Majalah tanpa sampul depan yang terinspirasi dari majalah Reader’s Digest di Amerika Serikat itu mendapat respon positif dari masyarakat pembaca di Indonesia.
Dengan konten yang berbeda dengan media lain di era itu, yang berisi pengetahuan dan Dengan konten perkembangan ilmu pengetahuan dan teknologi di masa awal penerbitan dan meningkat dengan beragam info lainnya, majalah Intisari telah bisa eksis dan laris di pasaran.
Setelah berjalan dua tahun mengawal Intisari, J.O. bersama P.K. Ojong mendirikan koran harian Kompas pada tahun 1965.
Di tengah hiruk pikuk politik yang memunculkan beragam media bersuara keras, Harian Kompas hadir dengan corak berita yang lebih adem dan ngayom.

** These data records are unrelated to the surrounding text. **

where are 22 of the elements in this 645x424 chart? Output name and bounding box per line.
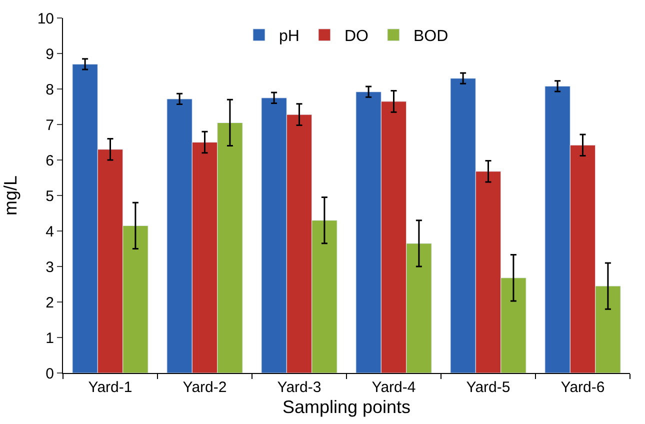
x-tick-label: Yard-3 [277, 379, 322, 396]
y-tick-label: 4 [46, 223, 54, 240]
y-tick-label: 5 [46, 188, 54, 205]
legend-label: BOD [413, 28, 448, 46]
x-axis-title: Sampling points [282, 397, 411, 418]
legend-label: pH [279, 28, 300, 46]
x-tick-label: Yard-6 [560, 379, 605, 396]
y-tick-label: 0 [46, 365, 54, 382]
x-tick-label: Yard-5 [466, 379, 510, 396]
y-tick-label: 6 [46, 152, 54, 170]
x-tick-label: Yard-1 [88, 379, 132, 396]
y-tick-label: 1 [46, 330, 54, 347]
y-tick-label: 8 [46, 81, 54, 98]
y-tick-label: 2 [46, 294, 54, 312]
y-tick-label: 7 [46, 116, 54, 134]
x-tick-label: Yard-2 [182, 379, 227, 396]
y-tick-label: 9 [46, 46, 54, 63]
legend-label: DO [344, 28, 368, 46]
y-tick-label: 3 [46, 258, 54, 276]
y-axis-title: mg/L [0, 175, 21, 216]
y-tick-label: 10 [37, 10, 54, 28]
x-tick-label: Yard-4 [372, 379, 416, 396]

Latar belakang seorang guru, telah membawa J.O. menampilkan Harian Kompas dengan berita yang aktual dan edukatif kepada pembaca.
Boleh dibilang Jakob Oetama adalah Kompas dan Kompas adalah Jakob Oetama.
Melalui Harian Kompas, J.O. bukan hanya ingin menyampaikan informasi yang riil terjadi dan netral, melainkan juga memberikan efek pendidikan bagi pembacanya.
Dengan gaya jurnalisme yang khas, Kompas mampu melewati masa-masa pergantian pemerintahan di Indonesia sampai lima dasawarsa.
Dari koran harian yang dianggap sepele hingga menjadi raksasa dengan pendapatan iklan tertinggi di antara media cetak lainnya.
Kompas yang memiliki moto “Amanat Hati Nurani Rakyat” tidak hanya berisi berita sosial dan politik, tapi juga memberi ruang untuk budaya dan seni.
Kompas juga bukan hanya untuk bacaan orang dewasa, tapi sekali seminggu menampilkan rubrik untuk kaum muda dan anak-anak.